For instance, Michael Jordan is no longer the king of the world–but a prostitute and money is his pimp. Bret Favre is no longer an award winning good-ol’-boy, but an artistic genital exhibitionist.

I think David Stern and Kobe Bryant have been having a gay affair since the split from Michael in 2001. On the other hand, Dennis Rodman is not a crazed lunatic, but a traveling art convention, and a man who Lady GaGa robbed.

Through this abnormal lens,  a new normal is founded: folly. Yes, folly. The grandfather to stupidity. Everything is dumb.  The sporting apocalypse has come through an NBA of montage- twas. Excitement, done. Donzo. Buh Bye.

The game is simple, and makes your world far more fun. Watch any sporting event with me, myself and I, and one up each other comparing each athlete to their animal relative. I thought of selling this game to Mattel, but since I am full of folly, free became the new price tag.

Kurt Rambis is….(give it your best shot)

If a fraggle rock made passionate love to the literary character Waldo, a new breed would be born: a fragaldo. Kurt Rambis is the genetic mutation of such a beast as this.

Most of us ogle over former Laker great, Magic Johnson. But what about the mid-90’s Laker point guard Sedale Threatt?

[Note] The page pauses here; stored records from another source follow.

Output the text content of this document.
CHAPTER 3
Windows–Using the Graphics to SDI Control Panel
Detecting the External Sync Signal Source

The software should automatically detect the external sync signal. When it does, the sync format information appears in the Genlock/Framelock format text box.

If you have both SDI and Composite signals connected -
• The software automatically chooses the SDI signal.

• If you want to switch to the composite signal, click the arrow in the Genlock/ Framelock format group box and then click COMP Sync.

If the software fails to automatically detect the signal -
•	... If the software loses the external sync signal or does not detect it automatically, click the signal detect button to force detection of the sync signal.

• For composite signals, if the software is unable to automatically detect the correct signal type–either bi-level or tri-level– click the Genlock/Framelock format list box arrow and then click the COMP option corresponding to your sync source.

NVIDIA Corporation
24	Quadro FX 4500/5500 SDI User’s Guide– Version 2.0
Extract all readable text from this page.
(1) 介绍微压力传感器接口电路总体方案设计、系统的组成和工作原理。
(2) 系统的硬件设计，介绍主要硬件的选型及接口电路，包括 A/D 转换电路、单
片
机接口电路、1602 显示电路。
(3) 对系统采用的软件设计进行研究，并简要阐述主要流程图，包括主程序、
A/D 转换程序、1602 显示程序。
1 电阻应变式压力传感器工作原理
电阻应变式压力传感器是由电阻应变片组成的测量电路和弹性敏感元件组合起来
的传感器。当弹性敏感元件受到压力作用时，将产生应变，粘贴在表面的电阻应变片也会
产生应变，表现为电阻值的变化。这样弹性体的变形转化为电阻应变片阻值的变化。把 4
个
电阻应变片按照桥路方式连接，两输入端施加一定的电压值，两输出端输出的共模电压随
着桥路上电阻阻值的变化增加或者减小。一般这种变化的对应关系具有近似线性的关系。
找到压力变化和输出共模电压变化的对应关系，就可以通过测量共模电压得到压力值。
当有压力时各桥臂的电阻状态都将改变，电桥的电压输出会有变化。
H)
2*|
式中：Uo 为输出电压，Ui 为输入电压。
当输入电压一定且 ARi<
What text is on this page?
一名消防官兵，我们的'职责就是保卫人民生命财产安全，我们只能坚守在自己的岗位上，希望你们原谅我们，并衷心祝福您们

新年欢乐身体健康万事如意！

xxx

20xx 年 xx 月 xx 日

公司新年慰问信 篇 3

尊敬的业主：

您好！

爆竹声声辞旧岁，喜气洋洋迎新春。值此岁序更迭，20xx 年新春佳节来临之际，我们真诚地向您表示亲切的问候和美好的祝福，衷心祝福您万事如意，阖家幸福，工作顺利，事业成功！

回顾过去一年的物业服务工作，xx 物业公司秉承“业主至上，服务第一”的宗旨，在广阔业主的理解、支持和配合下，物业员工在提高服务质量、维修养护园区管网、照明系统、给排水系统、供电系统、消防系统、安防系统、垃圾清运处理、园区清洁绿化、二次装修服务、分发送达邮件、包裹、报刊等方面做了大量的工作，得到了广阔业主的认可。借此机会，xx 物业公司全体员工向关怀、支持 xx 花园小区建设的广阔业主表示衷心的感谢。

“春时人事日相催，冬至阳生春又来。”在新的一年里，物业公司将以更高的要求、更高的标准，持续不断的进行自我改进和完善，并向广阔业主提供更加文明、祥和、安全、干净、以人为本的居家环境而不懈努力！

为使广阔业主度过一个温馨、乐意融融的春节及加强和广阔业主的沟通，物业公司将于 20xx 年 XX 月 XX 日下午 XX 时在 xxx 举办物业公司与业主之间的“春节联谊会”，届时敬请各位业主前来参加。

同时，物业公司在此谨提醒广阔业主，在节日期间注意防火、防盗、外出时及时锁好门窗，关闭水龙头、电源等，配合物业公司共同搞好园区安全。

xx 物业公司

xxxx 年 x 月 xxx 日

Threatt had that sloping back neck with a beautifully round and bald scalp. He is clearly a Desert Sand Boa.

A teammate of Threatt’s, and part of a dangerous duo with Shaq in the nineties, Elden Campbell was better known for this animal.

A giraffe. Yep, the long and thin Campbell with those drooping eyes, and a slothful looking face, ambles like a giraffe.

Kobe Bryant may be better known as the black mamba, but homie resembles something way different than that, with his thin face, and extended lower jaw when he gets angry and pouty…

If he baptized D-How, it was with the claws on his wings. Kobe looks just like a carniverous Pterodactyl.

It seems the older I get, the more disappointed I become with humanity. I assumed that every person had a revelation as I did on their twenty-fifth birthdays about life and the importance of worldly things. Boy was I wrong. Does my revelation regarding the ultimate meaningless nature of sports make me a fair weather fan? Maybe, if it means I don’t cry or breakdown when my beloved Angels fall. I oblige all of you to take it easy. Chill on the n0-care pill when it comes to sports, and play a round of name-that-animal. Laugh a little more about things. Brush your shoulders off. Purposely sit in-between a crowd of immature Laker fans and root for the opposite team all night. Promise, by night-end, you will be chuckling with a real kind of story to go to the grave with.